Tras varios días escondido, Fikiri se escapó y se dirigió al campamento de la Misión de las Naciones Unidas de la República Democrática del Congo. "Me acogieron y me remitieron al Concert d'actions pour jeunes et enfants défavorisés, o CAJED, una organización no gubernamental de ámbito local. En CAJED, a su vez, me remitieron al centro de tránsito y orientación de Goma". Allí, Fikiri se encontró con otros jóvenes que estaban en su misma situación: niños y niñas que habían pertenecido a milicias y grupos armados.

Desde 2002, se calcula que de un total de cerca de 33.000 menores de edad, aproximadamente 29.000 niños y niñas han sido liberados de su filiación a grupos armados gracias a los esfuerzos conjuntos de UNICEF, la Comisión Nacional de desarme, desmovilización, rehabilitación y reintegración, y otros aliados.

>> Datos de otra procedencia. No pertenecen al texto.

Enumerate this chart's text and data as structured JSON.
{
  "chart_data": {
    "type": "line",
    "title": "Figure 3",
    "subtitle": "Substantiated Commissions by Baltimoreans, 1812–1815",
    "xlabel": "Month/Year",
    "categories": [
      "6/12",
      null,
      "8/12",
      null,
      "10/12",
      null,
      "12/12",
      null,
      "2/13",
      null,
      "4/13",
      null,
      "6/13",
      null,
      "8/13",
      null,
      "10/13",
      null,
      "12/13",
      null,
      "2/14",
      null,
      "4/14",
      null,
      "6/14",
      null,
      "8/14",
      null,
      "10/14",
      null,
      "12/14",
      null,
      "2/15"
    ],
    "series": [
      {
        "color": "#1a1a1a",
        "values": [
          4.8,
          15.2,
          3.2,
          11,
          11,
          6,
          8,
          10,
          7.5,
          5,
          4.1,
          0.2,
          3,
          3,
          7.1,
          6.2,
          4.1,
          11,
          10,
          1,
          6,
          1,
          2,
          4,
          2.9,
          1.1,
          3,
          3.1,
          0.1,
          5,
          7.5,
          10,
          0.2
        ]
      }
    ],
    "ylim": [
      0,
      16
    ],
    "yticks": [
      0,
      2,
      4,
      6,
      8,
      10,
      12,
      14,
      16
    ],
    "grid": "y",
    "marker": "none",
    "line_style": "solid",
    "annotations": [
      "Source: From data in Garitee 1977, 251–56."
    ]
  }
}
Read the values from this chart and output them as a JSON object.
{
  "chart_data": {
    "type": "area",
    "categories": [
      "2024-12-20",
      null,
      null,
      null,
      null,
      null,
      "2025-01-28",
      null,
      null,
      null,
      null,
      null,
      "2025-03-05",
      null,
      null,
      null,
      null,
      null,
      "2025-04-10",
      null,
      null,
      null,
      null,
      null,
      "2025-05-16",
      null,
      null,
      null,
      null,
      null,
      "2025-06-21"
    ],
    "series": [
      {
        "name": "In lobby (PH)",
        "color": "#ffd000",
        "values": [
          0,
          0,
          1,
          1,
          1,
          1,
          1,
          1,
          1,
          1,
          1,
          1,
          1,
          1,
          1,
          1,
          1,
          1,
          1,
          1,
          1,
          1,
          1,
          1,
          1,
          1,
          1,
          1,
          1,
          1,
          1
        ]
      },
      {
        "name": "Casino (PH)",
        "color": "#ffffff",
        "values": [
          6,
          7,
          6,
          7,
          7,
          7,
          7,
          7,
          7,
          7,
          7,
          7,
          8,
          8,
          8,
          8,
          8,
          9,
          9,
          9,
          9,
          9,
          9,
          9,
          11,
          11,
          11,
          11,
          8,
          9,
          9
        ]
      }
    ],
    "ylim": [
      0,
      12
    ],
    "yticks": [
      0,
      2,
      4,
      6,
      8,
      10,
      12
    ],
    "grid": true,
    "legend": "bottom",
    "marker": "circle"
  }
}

El día que ingresó en el centro CAJED de tránsito y orientación, había 76 niños y niñas esperando la reunificación con sus familias. "En condiciones normales", dice Fikiri, "habría permanecido en este centro tres meses, pero llevo ya seis. La situación en el lugar en que vive mi familia aún no es segura para que yo regrese".

"Es cierto que me siento muy feliz de estar en este centro de tránsito. En los seis meses que llevo aquí he aprendido a leer y a escribir, y también a cuidar un huerto". De hecho, Fikiri nos muestra con mucho orgullo su pequeño terruño, en el que comienzan a brotar algunos tomates y repollos.

A pesar de todo, Fikiri se muestra aún bastante preocupado. "Aquí en el centro de tránsito y orientación nos tratan bien. He hecho amigos; comemos, aprendemos y jugamos juntos. También duermo bastante bien, y nos han dado ropa nueva que ponernos. Pero la verdad es que quiero volver a casa. ¡Tengo muchas ganas de ver a mi familia!".

No puede decirse que sea mucho pedir por parte de un niño.